Even tho I pick on the right wing here, I've seen it from the left, particularly when I supported Hillary in the primaries over the President. There's a lot of linear thinking and that's something we ought to address on our side, too.
 
But here's the thing: most of life, most of the really important things in life, are fractal, not linear. The influences on who we fall in love with or marry, what our children turn out to be, whether our lives become better for taking this job over another, are all so widely dispersed as to be meaningless in advance of the choices we make and the turns we take.
 
I get in an elevator. I meet this ravishing beauty from the subcontinent, and I date her and marry her. She becomes a successful banker, which in turn encourages me to become a successful businessman.
 
I miss that elevator.
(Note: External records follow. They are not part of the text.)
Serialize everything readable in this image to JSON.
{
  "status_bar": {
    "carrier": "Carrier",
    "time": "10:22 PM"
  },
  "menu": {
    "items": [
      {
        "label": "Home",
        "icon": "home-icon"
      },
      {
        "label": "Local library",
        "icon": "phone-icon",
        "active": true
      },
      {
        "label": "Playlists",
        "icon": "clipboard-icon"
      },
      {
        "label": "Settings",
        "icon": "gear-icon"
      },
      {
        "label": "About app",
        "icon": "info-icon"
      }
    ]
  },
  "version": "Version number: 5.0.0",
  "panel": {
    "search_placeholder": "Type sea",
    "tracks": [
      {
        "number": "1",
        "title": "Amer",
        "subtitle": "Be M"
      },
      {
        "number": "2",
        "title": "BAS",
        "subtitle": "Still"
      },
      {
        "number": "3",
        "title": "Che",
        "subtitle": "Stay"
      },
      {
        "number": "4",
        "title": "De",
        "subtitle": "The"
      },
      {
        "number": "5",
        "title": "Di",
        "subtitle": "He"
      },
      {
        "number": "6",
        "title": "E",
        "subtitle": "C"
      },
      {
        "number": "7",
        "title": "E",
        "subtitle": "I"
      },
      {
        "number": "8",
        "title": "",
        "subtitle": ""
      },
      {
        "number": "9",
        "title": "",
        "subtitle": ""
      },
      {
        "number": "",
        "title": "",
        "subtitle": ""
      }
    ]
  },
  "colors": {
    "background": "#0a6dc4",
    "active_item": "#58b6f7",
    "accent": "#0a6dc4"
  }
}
While waiting for the next one, a deliveryman walks up to the button, presses it, slips and spills coffee all over my suit. I go home and change, and am late for work. I get fired, and in this economy, I can't find a job. I throw myself off a bridge when the pressure from my creditors, all linear thinkers, becomes too great.
 
Even more fundamental, I hit the genetic jackpot and am born into a family of great wealth, whereas if Dad pulls out thirty seconds earlier, I'm never even born.
 
We hear a lot about "thinking outside the box," but if you ask me, there is no box. The box only exists for the low-normals who need that kind of regulation, and even evading that regulation is adhering to it in the abstract. Life doesn't work that way. God laughs at the boxes, and ends up destroying them all eventually.
 
The key to thinking is to be open to possibilities, to understand that just because your situation demands a logical solution, that logic does not have to abide by the initial conditions that we've perceived. Our perceptions can be grossly wrong.
 
Think about it this way, in politics: Barack Obama is a Muslim. Therefore, everything that he's done since has been to advance the Muslim agenda in America. It doesn't matter that it might be opposed to, even violently, that agenda (whatever "the agenda" might be). if someone believes he's Muslim, they're going to logically demand a Muslim throughline. Or, he's not a Muslim, in which case we free ourselves to look for other motives to his behavior. If you tie yourself to one initial set of conditions, you force yourself to abide by them, unless you're adept enough to back your way out and rethink the entire thing.
 
But that requires thought and as I noted above, that's not something Americans do well.